Houston’s ConocoPhillips said Thursday it is taking on the epic decline in energy demand from the coronavirus by shutting in 200,000 boe/d combined in the Lower 48 and Canada, around 25% of output, and taking a knife to carve out more capital spending.
CEO Ryan Lance warned during a conference call that U.S. crude storage capacity likely will be exhausted in May. The shut-ins, which impact oil, natural gas and natural gas liquids output, are a sign of the times, he said.
“I would expect to see a lot more of this going forward,” said the CEO. “Actions are coming as there is no place to move crude, whether inland or on water as inventories reach tank top….
“We are not going to sell our crude for these kinds of prices. As the Covid-19 situation works through the situation here and globally, demand will start to return. There are better prices in the future for us.”
The actions are a reflection of management’s view “that near-term oil prices will remain weak, largely due to demand impacts from Covid-19 and continued oil oversupply.”
The Houston-based independent has chosen “not to sell at these kinds of netbacks,” Lance said. ConocoPhillips is able to hold back output in its largest producing region because of its strong financial position, something that he acknowledged is not the case for all producers.
Oil prices that were “tolerable” in March have now deteriorated to “not acceptable levels,” CFO Don Wallette said. Deeper cuts could be coming in June, he warned.
Beginning in May, production is being curtailed across the Lower 48. While executives did not provide specific figures and locations, initially, the shut-ins would impact about 125,000 boe/d gross. Curtailment decisions are to be made on a month-to-month basis, subject to operating agreements and contractual obligations.
At the Surmont oilsands project in Canada, production already has been reduced because of low Western Canada Select prices. By May, production should be down by about 100,000 b/d gross to 35,000 b/d.
Altogether, the announced curtailments across North America represent 200,000 boe/d net.
In addition, all five of the U.S. hydraulic fracturing (fracking) crews are being scuttled, and additional completions work is not expected to resume this year, COO Matt Fox said during the call.
The pullback in fracking will lead to more drilled but uncompleted (DUC) wells, Fox said.
“We’re really not focusing on sustaining flat production in any particular area” but to sustaining capital on a run-rate basis, he said. “We are going with building DUCs through the remainder of the year. It gives us flexibility to ramp up production fairly quickly or complete those wells at a regular pace. We haven’t really decided yet, so the market will give us guidance.”
ConocoPhillips also does not have a “significant amount of oil above ground,” Wallette said. “We prefer to avoid the costs of transporting to a storage facility, the storage fees, transporting it back to customers...We are choosing to store oil in the reservoir instead.”
The company has pipeline commitments, “but we believe we can manage around that. We have a quite capable commercial organization to backfill volumes that we don’t flow. We don’t expect significant costs associated with those commitments.”
The 2020 guidance outlined only four weeks ago no longer applies, Lance said. In its initial response to the pandemic and price war, the company in March trimmed capital expenditures (capex) by $700 million, or around 10%, while slowing activity in the Lower 48 and deferring drilling in Alaska.
Capex, operating costs and share repurchases are being reduced overall by another $3 billion.
“In March we exercised $2.2 billion of flexibility via reductions in both our planned 2020 capital spending and share repurchases,” said Lance. “At that time, we stated we would continue to monitor the market and exercise additional flexibility, if warranted...We are well positioned with flexibility to take actions that we believe maintain our relative competitive advantages, as well as our ability to resume programs depending on the timing and path of a recovery.”
ConocoPhillips is cutting another $1.6 billion from capex, bringing the current estimate to $4.3 billion.
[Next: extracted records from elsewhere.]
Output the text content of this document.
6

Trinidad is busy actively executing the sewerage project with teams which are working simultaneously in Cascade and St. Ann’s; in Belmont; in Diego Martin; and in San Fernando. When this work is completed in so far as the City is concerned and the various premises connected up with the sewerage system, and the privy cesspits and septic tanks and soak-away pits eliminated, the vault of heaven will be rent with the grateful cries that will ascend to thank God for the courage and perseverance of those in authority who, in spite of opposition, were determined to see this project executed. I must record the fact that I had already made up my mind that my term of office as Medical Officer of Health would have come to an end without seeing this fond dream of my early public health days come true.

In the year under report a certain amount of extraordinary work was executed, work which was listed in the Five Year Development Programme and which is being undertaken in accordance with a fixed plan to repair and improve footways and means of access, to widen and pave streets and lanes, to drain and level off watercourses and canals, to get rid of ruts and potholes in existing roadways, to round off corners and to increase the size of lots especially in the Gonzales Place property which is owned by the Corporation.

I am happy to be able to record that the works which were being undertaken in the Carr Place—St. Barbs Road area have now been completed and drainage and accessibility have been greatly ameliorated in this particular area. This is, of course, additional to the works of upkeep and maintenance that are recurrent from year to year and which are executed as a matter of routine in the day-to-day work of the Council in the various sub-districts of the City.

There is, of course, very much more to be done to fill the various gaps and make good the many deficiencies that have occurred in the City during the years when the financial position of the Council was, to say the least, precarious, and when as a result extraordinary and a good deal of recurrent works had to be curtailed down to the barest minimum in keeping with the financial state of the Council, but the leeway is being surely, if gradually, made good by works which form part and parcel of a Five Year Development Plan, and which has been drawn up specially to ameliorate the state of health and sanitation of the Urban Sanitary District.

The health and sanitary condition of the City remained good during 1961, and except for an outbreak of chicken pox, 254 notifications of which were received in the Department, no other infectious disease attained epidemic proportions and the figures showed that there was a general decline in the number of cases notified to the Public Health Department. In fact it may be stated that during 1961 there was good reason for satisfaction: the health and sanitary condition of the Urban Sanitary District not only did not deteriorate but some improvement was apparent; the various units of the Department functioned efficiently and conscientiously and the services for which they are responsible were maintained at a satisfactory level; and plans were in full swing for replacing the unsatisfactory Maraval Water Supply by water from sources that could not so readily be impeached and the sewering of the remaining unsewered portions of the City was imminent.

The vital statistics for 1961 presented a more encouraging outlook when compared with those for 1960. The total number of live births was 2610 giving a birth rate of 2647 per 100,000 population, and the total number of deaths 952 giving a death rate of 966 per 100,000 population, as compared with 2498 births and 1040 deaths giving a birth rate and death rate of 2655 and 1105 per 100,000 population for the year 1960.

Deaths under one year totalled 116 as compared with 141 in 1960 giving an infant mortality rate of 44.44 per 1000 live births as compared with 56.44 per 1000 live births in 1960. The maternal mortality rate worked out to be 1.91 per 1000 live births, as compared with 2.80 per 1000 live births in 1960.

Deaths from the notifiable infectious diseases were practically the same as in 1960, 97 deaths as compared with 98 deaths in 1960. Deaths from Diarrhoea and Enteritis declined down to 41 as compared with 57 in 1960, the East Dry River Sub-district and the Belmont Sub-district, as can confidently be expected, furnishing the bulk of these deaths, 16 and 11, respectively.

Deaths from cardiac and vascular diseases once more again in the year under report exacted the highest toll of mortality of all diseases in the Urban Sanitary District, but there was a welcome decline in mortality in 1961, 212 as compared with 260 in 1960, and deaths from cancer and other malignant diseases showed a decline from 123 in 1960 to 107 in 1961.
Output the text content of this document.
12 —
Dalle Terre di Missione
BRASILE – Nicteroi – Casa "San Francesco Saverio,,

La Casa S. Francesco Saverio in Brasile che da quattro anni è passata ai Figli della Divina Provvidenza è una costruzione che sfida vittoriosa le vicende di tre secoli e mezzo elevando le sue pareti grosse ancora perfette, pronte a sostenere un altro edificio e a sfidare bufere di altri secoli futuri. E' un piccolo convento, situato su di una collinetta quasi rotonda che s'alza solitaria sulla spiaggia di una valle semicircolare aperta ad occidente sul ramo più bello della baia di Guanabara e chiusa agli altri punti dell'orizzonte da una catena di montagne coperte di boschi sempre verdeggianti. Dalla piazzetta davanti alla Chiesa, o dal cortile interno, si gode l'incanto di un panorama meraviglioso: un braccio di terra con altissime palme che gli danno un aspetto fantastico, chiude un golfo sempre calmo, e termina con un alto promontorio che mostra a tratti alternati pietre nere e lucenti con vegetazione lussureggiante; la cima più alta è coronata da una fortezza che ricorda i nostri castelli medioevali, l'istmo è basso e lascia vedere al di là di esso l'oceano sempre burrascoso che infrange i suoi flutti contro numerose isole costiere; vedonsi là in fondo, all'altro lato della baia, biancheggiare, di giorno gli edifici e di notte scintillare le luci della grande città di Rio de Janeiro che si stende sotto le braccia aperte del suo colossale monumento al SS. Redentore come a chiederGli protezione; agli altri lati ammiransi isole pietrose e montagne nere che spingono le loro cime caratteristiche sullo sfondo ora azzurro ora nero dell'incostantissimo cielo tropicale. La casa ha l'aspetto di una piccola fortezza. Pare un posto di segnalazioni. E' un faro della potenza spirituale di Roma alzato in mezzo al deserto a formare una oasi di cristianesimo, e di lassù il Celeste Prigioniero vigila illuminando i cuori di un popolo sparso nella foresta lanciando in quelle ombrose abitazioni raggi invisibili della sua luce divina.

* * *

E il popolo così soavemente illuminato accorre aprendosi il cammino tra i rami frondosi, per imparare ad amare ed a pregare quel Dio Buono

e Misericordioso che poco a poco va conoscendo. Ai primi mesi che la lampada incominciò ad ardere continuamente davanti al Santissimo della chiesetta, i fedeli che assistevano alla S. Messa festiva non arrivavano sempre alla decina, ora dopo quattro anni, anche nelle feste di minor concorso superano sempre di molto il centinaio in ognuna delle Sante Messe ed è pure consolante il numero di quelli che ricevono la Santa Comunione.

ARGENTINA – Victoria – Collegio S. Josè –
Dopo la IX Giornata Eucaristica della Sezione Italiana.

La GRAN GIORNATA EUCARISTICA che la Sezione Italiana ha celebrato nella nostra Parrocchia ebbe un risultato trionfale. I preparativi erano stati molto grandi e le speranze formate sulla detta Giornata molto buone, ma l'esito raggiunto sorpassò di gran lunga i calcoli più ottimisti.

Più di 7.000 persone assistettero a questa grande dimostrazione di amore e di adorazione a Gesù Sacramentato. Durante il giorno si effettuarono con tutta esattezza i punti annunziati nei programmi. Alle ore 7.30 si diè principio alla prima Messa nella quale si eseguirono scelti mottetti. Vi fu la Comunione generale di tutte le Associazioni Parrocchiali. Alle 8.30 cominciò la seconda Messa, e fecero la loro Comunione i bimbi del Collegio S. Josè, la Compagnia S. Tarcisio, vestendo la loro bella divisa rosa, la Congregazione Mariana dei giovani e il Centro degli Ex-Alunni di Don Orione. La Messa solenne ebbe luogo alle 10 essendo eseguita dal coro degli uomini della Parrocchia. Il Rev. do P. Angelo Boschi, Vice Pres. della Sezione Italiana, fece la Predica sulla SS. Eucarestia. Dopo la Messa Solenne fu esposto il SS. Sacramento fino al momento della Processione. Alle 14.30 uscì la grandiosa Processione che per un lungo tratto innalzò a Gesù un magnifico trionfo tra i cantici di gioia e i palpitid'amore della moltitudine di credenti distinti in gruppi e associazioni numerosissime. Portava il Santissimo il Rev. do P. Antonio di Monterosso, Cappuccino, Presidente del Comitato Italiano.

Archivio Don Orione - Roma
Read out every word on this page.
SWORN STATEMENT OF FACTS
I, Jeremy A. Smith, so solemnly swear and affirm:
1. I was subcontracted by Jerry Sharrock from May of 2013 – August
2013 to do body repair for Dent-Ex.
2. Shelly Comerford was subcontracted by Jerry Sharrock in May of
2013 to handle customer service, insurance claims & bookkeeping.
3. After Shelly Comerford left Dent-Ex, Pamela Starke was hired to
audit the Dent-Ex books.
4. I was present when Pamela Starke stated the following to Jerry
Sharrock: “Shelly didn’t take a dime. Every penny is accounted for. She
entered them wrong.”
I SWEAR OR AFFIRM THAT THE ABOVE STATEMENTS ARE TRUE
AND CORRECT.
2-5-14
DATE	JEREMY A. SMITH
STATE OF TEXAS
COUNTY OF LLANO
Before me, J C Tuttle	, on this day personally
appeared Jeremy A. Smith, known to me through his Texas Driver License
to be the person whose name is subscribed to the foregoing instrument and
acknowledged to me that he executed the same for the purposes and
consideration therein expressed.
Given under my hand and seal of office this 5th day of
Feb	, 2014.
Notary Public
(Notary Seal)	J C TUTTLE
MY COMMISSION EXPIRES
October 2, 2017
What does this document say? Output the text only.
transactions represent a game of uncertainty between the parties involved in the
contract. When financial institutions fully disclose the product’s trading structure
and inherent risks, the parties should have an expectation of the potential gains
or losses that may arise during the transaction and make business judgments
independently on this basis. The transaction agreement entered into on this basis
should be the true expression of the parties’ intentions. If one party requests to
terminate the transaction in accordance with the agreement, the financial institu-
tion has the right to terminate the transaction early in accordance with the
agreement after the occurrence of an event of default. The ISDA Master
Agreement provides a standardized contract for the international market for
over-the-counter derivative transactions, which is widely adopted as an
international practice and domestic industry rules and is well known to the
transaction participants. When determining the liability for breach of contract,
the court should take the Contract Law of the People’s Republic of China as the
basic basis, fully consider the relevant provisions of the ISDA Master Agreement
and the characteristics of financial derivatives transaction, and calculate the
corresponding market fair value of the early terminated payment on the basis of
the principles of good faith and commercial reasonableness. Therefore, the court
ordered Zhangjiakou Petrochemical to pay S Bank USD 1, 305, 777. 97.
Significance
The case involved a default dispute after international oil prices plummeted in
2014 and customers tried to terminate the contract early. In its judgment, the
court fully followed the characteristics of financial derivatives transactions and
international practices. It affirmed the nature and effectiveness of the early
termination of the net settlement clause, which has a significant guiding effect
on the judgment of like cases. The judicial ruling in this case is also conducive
Including the previously announced reduction of $700 million, the total reduction in operating plan capital spending is $2.3 billion, or about 35%, from initial 2020 guidance.
Operating costs have been cut by $600 million, about 10% below initial guidance, bringing the current estimate to $5.3 billion. In addition, share repurchases have been suspended.
“On a combined basis, the cumulative capital, operating cost and share repurchase actions represent a reduction in 2020 cash uses of over $5 billion versus original operating plan guidance,” management said.
“Over the past few years we worked very hard to position our company with significant flexibility across our capital, operating, distribution and balance sheet channels,” Lance said. “We entered this downturn with several competitive advantages, including a very strong balance sheet with over $14 billion of liquidity, a diverse portfolio with low capital intensity, and significant financial and operating flexibility.
“We believe this puts us in an advantaged position to take rational, economic actions, including voluntary curtailments that align with reasoned views of the market.”
Lance said the environment has changed for everyone. “The combination of Covid-19 and the oil market downturn has been difficult on industry and on stakeholders everywhere. As we manage through this unprecedented event, ConocoPhillips’ priorities are to protect the health and safety of our stakeholders, help mitigate the spread of Covid-19 and safely execute our business plans.”